Foodie and the Beast – Feb. 11, 2024

Hosted by David and Nycci Nellis.

 

On today’s show:

 

 

·        Fairfax City Restaurant Week is back and keeps getting bigger and better. It’s on from Monday, Feb. 26 through Sunday, March 3. Joe Sullivan is the head chef at Earps Ordinary and he’s gonna be bartending for us today and showcasing some of his eatery’s signature cocktails. Joe’s joined by Tara Borwey, the economic development programs manager for Fairfax City Economic Development.
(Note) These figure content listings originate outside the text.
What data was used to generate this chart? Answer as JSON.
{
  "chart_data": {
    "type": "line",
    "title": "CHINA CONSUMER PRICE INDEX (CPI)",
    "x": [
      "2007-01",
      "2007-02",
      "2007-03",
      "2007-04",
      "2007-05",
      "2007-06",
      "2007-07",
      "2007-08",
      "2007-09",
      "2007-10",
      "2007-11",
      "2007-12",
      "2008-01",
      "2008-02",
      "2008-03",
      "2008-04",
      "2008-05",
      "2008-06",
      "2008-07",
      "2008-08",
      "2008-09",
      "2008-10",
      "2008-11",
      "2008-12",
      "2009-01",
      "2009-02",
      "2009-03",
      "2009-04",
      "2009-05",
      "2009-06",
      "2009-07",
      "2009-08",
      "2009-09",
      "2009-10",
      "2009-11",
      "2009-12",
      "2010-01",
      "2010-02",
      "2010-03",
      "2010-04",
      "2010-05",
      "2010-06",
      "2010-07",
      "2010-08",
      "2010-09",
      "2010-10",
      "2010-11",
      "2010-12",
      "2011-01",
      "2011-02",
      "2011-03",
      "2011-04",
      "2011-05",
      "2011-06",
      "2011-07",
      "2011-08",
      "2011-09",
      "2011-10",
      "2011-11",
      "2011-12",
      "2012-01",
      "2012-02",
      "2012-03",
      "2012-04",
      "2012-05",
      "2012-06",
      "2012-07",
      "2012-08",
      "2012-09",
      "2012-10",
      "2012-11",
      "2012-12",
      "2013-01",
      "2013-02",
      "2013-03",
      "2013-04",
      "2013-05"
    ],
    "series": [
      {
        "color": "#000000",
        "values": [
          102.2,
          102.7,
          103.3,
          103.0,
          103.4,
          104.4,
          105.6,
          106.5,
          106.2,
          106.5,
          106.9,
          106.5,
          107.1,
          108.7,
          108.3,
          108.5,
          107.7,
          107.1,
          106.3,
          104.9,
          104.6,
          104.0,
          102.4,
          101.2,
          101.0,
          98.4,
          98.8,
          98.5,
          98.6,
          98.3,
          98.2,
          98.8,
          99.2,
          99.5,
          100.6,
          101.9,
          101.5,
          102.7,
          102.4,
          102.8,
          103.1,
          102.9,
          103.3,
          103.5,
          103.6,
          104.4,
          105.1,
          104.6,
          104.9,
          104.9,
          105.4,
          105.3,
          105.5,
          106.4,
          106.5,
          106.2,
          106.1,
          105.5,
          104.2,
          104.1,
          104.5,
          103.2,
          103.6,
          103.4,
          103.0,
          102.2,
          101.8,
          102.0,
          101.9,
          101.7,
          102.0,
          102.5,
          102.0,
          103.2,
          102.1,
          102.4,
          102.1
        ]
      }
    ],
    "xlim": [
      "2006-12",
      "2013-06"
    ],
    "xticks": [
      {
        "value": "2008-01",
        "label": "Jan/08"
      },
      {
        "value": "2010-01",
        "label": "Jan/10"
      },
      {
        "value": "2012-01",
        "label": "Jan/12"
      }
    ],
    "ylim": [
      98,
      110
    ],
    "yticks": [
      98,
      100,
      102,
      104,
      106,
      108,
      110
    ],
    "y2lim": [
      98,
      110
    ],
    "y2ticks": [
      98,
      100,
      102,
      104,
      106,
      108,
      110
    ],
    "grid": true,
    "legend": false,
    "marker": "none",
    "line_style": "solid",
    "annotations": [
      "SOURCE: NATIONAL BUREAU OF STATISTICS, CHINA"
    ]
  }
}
Joe and Tara have all the deets on Fairfax City Restaurant Week;                                                                                                                              

·        Brad Feikert of Soko Butcher. He stops by to talk about not only the butcher shop’s traditional offerings, but the delicious deli sandwiches it also provides. He is joined by Dylan Greer, general manager and head of beverages at the Koma Café, also in Takoma Park;                                                                                                                                                                                                                         

·        This show is all about the world of hospitality. And, whether you’re a road warrior or on a family getaway, it’s hard to name any place more hospitable than Hilton’s Hampton Inn and Hampton Inn and Suites. It’s easy to take for granted all that they do to make your stay a great one. So we brought in Shruti Gandhi Buckley, senior vice president and brand leader for Hampton by Hilton, to give us an insider look at the magic that Hiton works there;                                                                                                                                                                  

·        Miguel Guerra and Tatiana Mora, executive chefs at Mita,  a Latin American vegetable-focused restaurant.  This pop-up restaurant has become a permanent brick-and-mortar establishment in Shaw. Mita aims to offer a unique cultural experience, dispelling the notion of Latin American cuisine as solely meat-centered. Instead it focuses on Latin American vegetables and flavors.